Understanding the Challenge in RNA Sequencing
The eukaryotic transcriptome is incredibly complex, with many types of RNA molecules—including messenger RNAs (mRNAs), non-coding RNAs, and circular RNAs—interacting within cells. Researchers often need to identify specific transcripts for diseases or mutations, but traditional RNA sequencing methods have their challenges. Most methods rely on complicated steps to enrich target RNAs, which can disrupt the analysis of the entire transcriptome. This makes it difficult to capture a complete picture of what is happening at the molecular level.
What Is PROFIT-seq?
Researchers at the Chinese Academy of Sciences have developed a new method called PROFIT-seq (Programmable Full-Length Isoform Transcriptome Sequencing) that offers a solution. It enriches specific transcripts while preserving the ability to measure the whole transcriptome. Unlike conventional techniques that risk losing important information, PROFIT-seq strikes a balance—it focuses on the RNAs researchers care about most while still giving insight into the broader RNA landscape.
How Does PROFIT-seq Work?
PROFIT-seq works by:
Combinatorial Reverse Transcription: This process captures multiple RNA types, including polyadenylated, non-polyadenylated, and circular RNAs, ensuring comprehensive RNA analysis.
Programmable Control System: During sequencing, the system selectively enriches the most relevant target RNAs—such as transcripts related to specific pathogens or genetic mutations.
Real-time and programmable transcriptome sequencing with PROFIT-seq
a, A schematic overview of the PROFIT-seq method. First, the ribosomal RNA-depleted total RNA was reverse transcribed using a combinatorial RT strategy. Double-stranded oligo(dT) (dsdT), dsN and ssN were successively added to capture polyadenylated, non-polyadenylated and circular RNAs. The reverse-transcribed cDNA was then circularized and amplified using the RCA assay. The nanopore sequencing library was constructed, and PROFIT-seq was used for real-time control of the sequencing process. The acquired chunk data were basecalled and demultiplexed according to the sequencing time, channel number and detected barcodes. The basecalled sequences were subsequently aligned to the reference genome. Finally, PROFIT-seq determined whether the sequencing process should be continued or rejected according to the user-provided sequencing configuration. b, The length of rejected (purple) and finished (green) reads for canonical DNA, cDNA and PROFIT-seq runs. All bulk fast5 runs were simulated for sequencing all reads or rejecting all reads for 1 h. c, The elapsed time for raw signal basecalling, sequence alignment and pore manipulation for each acquired chunk of data. d, PROFIT-seq provides three manipulation modes, including enrichment or depletion of reads aligned to target regions and the balancing mode for dynamic determination of enriching targets based on the accomplished coverage. e, The performance of enriching chromosomes 1, 2, 5, 11 and 12 and depleting other chromosomes (middle) or balancing coverage of all chromosomes (right).

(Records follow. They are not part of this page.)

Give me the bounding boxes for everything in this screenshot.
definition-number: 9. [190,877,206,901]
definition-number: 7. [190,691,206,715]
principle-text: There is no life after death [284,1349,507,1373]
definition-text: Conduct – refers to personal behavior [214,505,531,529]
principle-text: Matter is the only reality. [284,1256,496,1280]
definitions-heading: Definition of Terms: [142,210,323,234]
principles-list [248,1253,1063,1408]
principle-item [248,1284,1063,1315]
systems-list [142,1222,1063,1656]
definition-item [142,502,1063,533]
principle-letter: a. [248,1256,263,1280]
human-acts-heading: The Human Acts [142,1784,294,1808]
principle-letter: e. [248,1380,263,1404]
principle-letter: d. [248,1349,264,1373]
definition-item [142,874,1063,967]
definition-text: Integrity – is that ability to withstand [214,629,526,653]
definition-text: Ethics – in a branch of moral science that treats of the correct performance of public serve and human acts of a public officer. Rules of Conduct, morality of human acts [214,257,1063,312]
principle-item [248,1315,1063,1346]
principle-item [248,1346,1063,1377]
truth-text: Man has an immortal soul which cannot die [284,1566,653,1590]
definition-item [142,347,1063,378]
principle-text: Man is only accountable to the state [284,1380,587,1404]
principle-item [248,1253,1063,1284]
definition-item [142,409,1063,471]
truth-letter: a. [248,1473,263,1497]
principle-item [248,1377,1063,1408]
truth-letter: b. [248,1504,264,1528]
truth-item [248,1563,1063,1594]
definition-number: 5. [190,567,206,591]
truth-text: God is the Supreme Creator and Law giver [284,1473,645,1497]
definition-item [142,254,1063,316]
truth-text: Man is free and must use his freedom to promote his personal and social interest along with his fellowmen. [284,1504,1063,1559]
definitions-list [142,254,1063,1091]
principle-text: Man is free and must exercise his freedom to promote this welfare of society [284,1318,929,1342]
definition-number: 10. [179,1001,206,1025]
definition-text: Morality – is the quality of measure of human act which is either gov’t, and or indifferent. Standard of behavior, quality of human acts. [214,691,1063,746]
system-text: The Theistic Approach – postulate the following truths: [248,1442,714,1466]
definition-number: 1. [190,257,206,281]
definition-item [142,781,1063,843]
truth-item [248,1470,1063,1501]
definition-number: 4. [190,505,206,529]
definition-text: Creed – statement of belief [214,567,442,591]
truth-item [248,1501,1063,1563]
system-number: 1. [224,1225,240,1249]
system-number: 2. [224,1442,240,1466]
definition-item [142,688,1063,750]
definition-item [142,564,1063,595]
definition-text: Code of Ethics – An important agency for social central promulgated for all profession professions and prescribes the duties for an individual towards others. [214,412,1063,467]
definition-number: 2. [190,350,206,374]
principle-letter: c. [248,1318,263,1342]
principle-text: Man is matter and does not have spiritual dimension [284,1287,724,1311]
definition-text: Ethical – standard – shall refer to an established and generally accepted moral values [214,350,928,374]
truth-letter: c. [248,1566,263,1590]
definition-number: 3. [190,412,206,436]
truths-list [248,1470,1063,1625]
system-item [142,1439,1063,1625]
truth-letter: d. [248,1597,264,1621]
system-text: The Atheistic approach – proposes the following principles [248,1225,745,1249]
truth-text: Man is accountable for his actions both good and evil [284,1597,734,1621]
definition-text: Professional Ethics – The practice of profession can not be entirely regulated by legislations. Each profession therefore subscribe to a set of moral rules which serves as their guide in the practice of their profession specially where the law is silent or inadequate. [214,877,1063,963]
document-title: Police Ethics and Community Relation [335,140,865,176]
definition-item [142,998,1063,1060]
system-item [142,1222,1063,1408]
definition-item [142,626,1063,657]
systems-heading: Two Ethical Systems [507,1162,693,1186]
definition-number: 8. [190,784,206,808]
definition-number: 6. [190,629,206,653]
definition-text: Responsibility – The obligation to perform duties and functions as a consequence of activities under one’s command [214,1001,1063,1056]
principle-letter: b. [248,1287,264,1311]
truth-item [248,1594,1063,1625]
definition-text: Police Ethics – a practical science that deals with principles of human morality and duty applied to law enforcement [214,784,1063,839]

This innovative approach increases data efficiency by over three times and cuts the time needed to detect critical mutations or pathogens by 75%.

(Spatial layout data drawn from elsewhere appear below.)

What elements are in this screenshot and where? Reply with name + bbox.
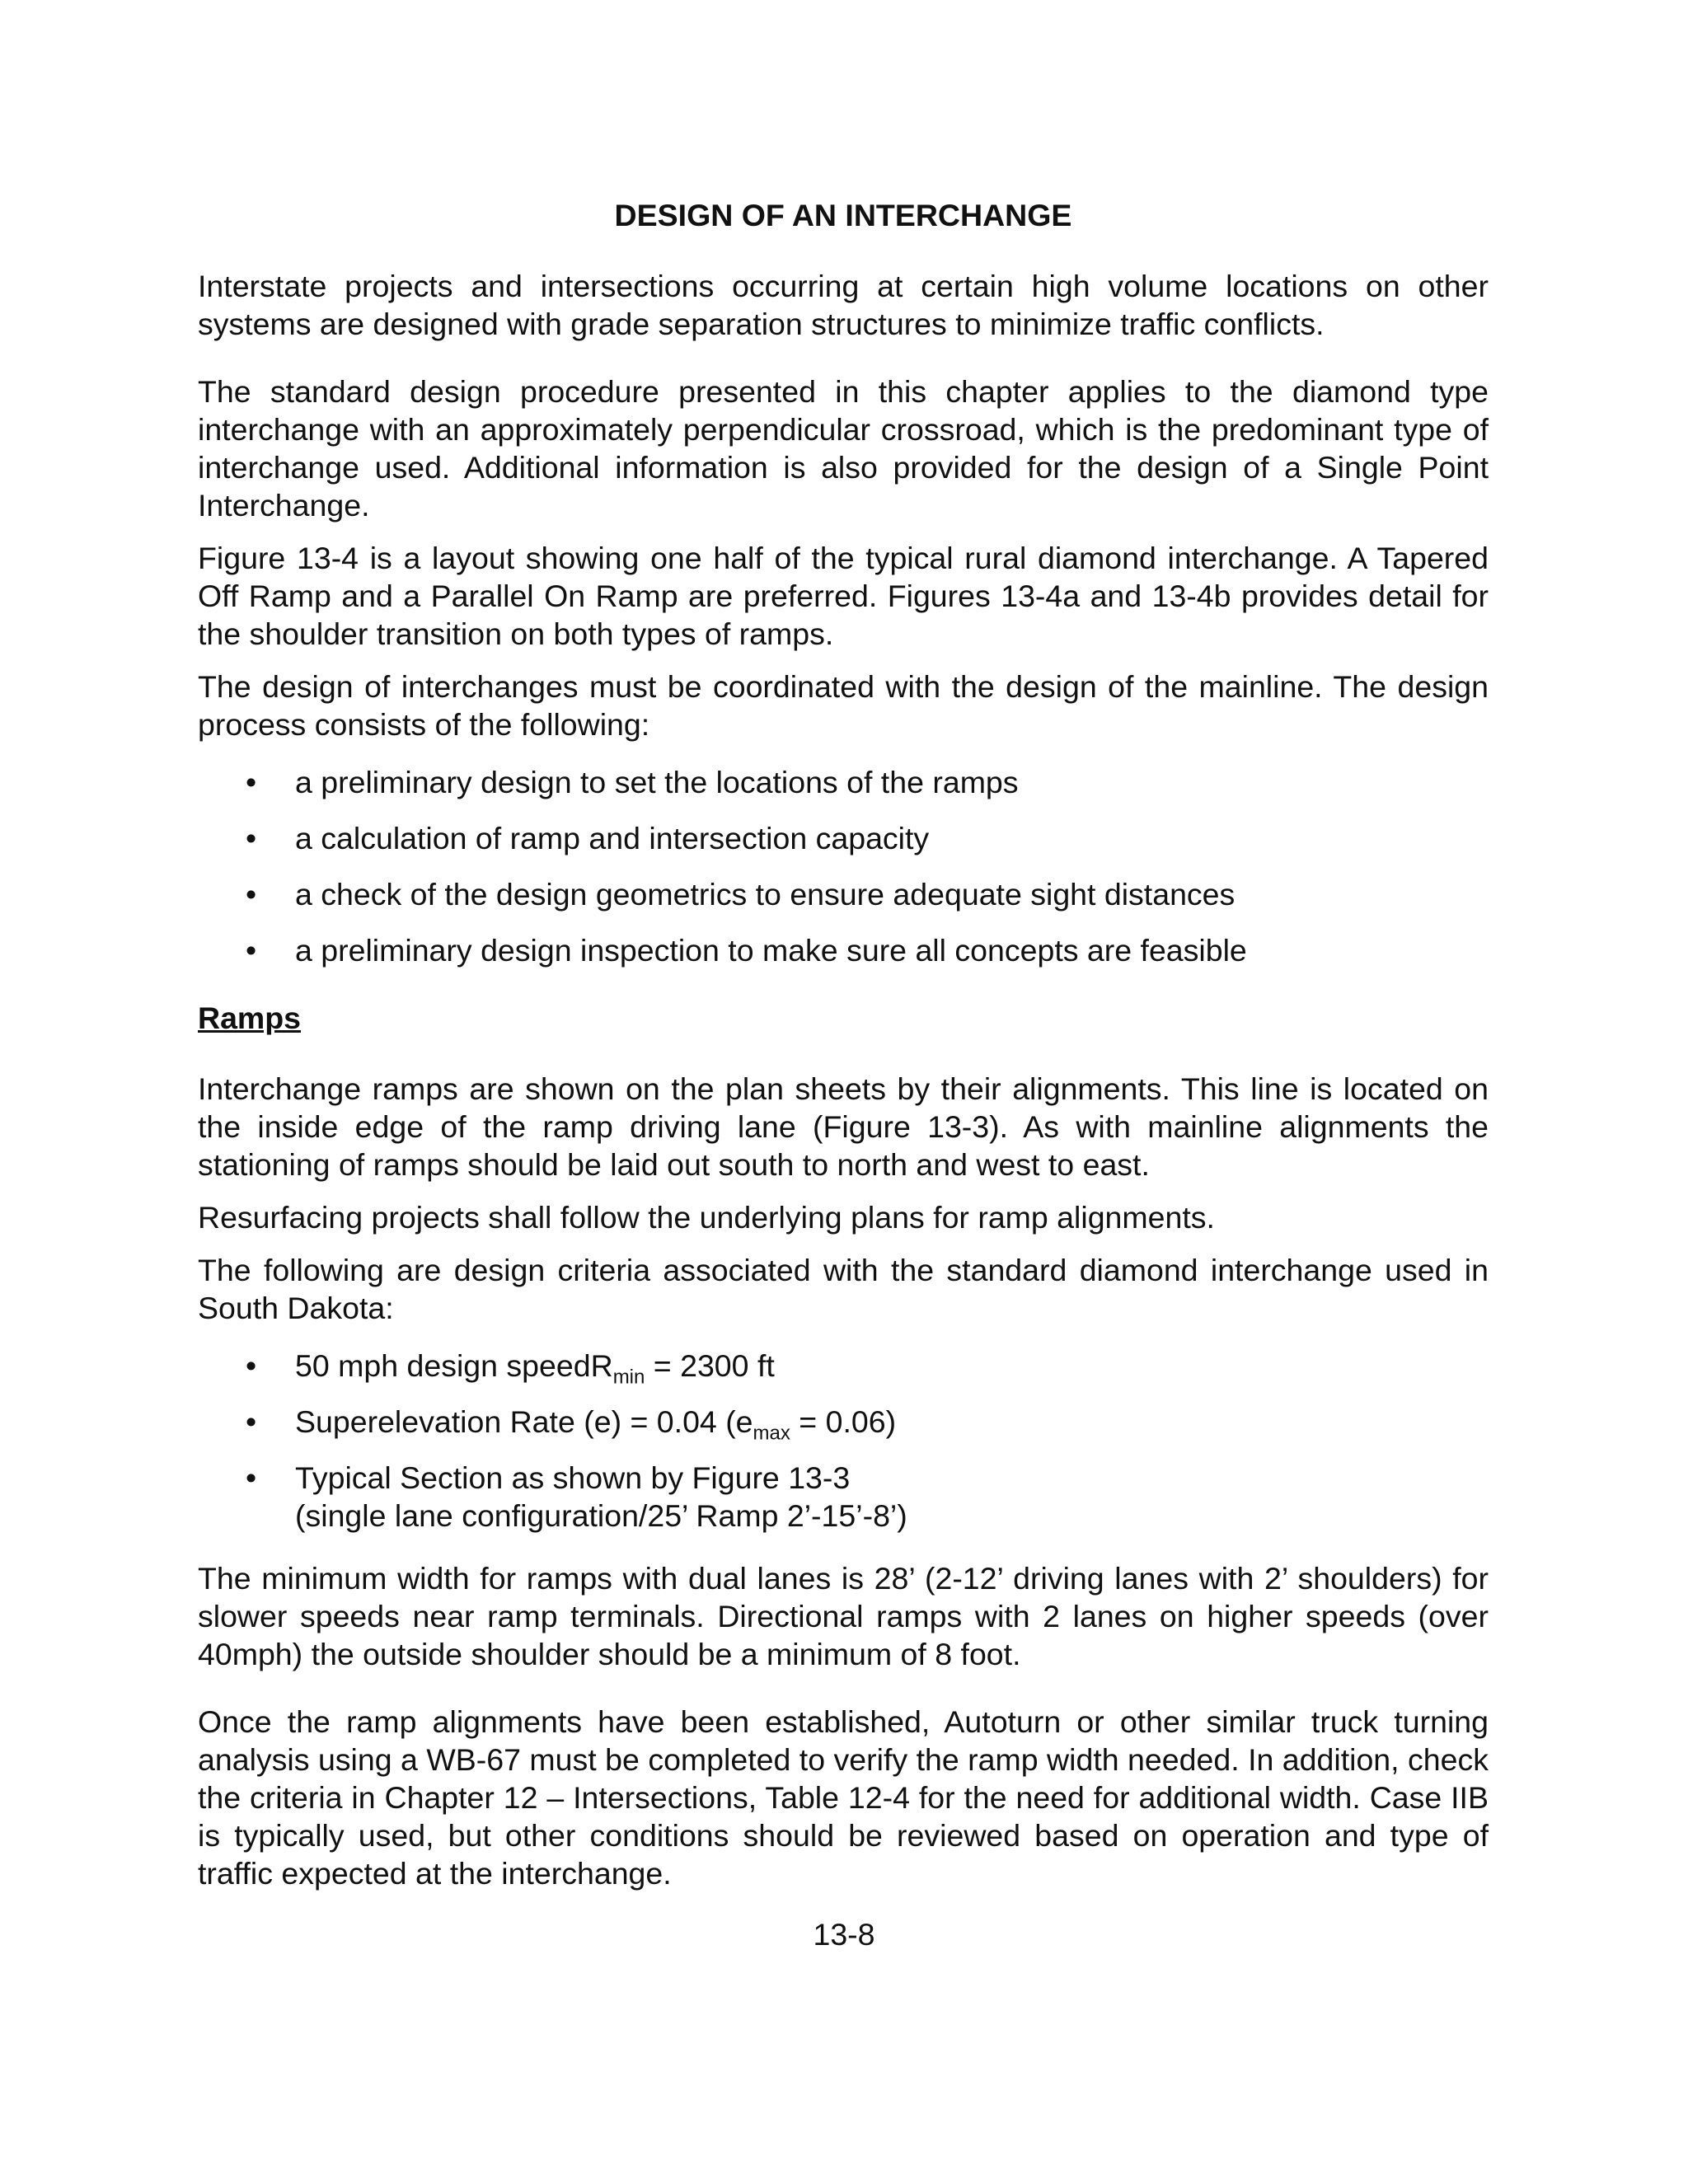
criterion-text: = 0.06) bbox=[790, 1404, 897, 1439]
list-item bbox=[198, 931, 1489, 969]
superelevation-criterion bbox=[295, 1404, 897, 1445]
ramps-paragraph-4: The minimum width for ramps with dual lanes is 28’ (2-12’ driving lanes with 2’ shoulders) for slower speeds near ramp terminals. Directional ramps with 2 lanes on higher speeds (over 40mph) the outside shoulder should be a minimum of 8 foot. bbox=[198, 1561, 1489, 1671]
page-title: DESIGN OF AN INTERCHANGE bbox=[614, 198, 1072, 232]
list-item bbox=[198, 875, 1489, 913]
bullet-icon: • bbox=[246, 765, 257, 799]
list-item bbox=[198, 763, 1489, 801]
design-speed-criterion bbox=[295, 1348, 775, 1389]
list-item-text: a calculation of ramp and intersection capacity bbox=[295, 821, 930, 855]
intro-paragraph-4: The design of interchanges must be coordinated with the design of the mainline. The design process consists of the following: bbox=[198, 669, 1489, 742]
typical-section-criterion bbox=[295, 1460, 907, 1533]
list-item-text: a preliminary design inspection to make sure all concepts are feasible bbox=[295, 933, 1247, 968]
criterion-text: (single lane configuration/25’ Ramp 2’-15’-8’) bbox=[295, 1498, 907, 1533]
design-process-list bbox=[198, 763, 1489, 969]
bullet-icon: • bbox=[246, 1404, 257, 1439]
page-content bbox=[198, 196, 1489, 1922]
ramps-paragraph-5: Once the ramp alignments have been established, Autoturn or other similar truck turning analysis using a WB-67 must be completed to verify the ramp width needed. In addition, check the criteria in Chapter 12 – Intersections, Table 12-4 for the need for additional width. Case IIB is typically used, but other conditions should be reviewed based on operation and type of traffic expected at the interchange. bbox=[198, 1704, 1489, 1891]
subscript-max: max bbox=[753, 1422, 790, 1445]
list-item bbox=[198, 819, 1489, 857]
list-item-text: a check of the design geometrics to ensure adequate sight distances bbox=[295, 877, 1236, 912]
bullet-icon: • bbox=[246, 933, 257, 968]
list-item bbox=[198, 1403, 1489, 1445]
intro-paragraph-3: Figure 13-4 is a layout showing one half of the typical rural diamond interchange. A Tapered Off Ramp and a Parallel On Ramp are preferred. Figures 13-4a and 13-4b provides detail for the shoulder transition on both types of ramps. bbox=[198, 541, 1489, 651]
bullet-icon: • bbox=[246, 1460, 257, 1495]
criterion-text: = 2300 ft bbox=[645, 1348, 775, 1383]
list-item-text: a preliminary design to set the locations of the ramps bbox=[295, 765, 1019, 799]
bullet-icon: • bbox=[246, 877, 257, 912]
subscript-min: min bbox=[612, 1366, 645, 1389]
ramps-heading: Ramps bbox=[198, 1001, 302, 1035]
ramps-paragraph-1: Interchange ramps are shown on the plan sheets by their alignments. This line is located on the inside edge of the ramp driving lane (Figure 13-3). As with mainline alignments the stationing of ramps should be laid out south to north and west to east. bbox=[198, 1071, 1489, 1182]
criterion-text: 50 mph design speedR bbox=[295, 1348, 613, 1383]
list-item bbox=[198, 1459, 1489, 1535]
intro-paragraph-2: The standard design procedure presented in this chapter applies to the diamond type interchange with an approximately perpendicular crossroad, which is the predominant type of interchange used. Additional information is also provided for the design of a Single Point Interchange. bbox=[198, 374, 1489, 523]
design-criteria-list bbox=[198, 1347, 1489, 1535]
list-item bbox=[198, 1347, 1489, 1389]
criterion-text: Superelevation Rate (e) = 0.04 (e bbox=[295, 1404, 753, 1439]
page-number: 13-8 bbox=[813, 1917, 875, 1952]
ramps-paragraph-2: Resurfacing projects shall follow the underlying plans for ramp alignments. bbox=[198, 1200, 1215, 1235]
bullet-icon: • bbox=[246, 821, 257, 855]
bullet-icon: • bbox=[246, 1348, 257, 1383]
criterion-text: Typical Section as shown by Figure 13-3 bbox=[295, 1460, 851, 1495]
ramps-paragraph-3: The following are design criteria associated with the standard diamond interchange used in South Dakota: bbox=[198, 1253, 1489, 1325]
intro-paragraph-1: Interstate projects and intersections occurring at certain high volume locations on other systems are designed with grade separation structures to minimize traffic conflicts. bbox=[198, 269, 1489, 341]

A Real-World Application: Colorectal Polyp Development
The researchers demonstrated the power of PROFIT-seq by studying the development of colorectal polyps. They uncovered complex interactions between the host’s immune response and bacterial infections, highlighting the potential role of microbes in driving polyp formation. This detailed insight was only possible because PROFIT-seq allowed them to analyze both targeted transcripts and the full transcriptome at the same time.
Why PROFIT-seq is Important
PROFIT-seq is a breakthrough tool for clinical research and diagnostics. It offers:
Efficient Target Enrichment: Faster identification of pathogens and key mutations.
Comprehensive Transcriptome Coverage: Avoids the trade-off between enrichment and unbiased quantification.
Broad Applications: Useful in clinical diagnostics, targeted research, and understanding disease mechanisms.
By improving both speed and accuracy, PROFIT-seq opens up new possibilities for disease research and personalized medicine. This technology could transform how we diagnose infections, study genetic diseases, and develop new treatments by giving researchers the best of both worlds: focused insights without sacrificing a complete molecular view.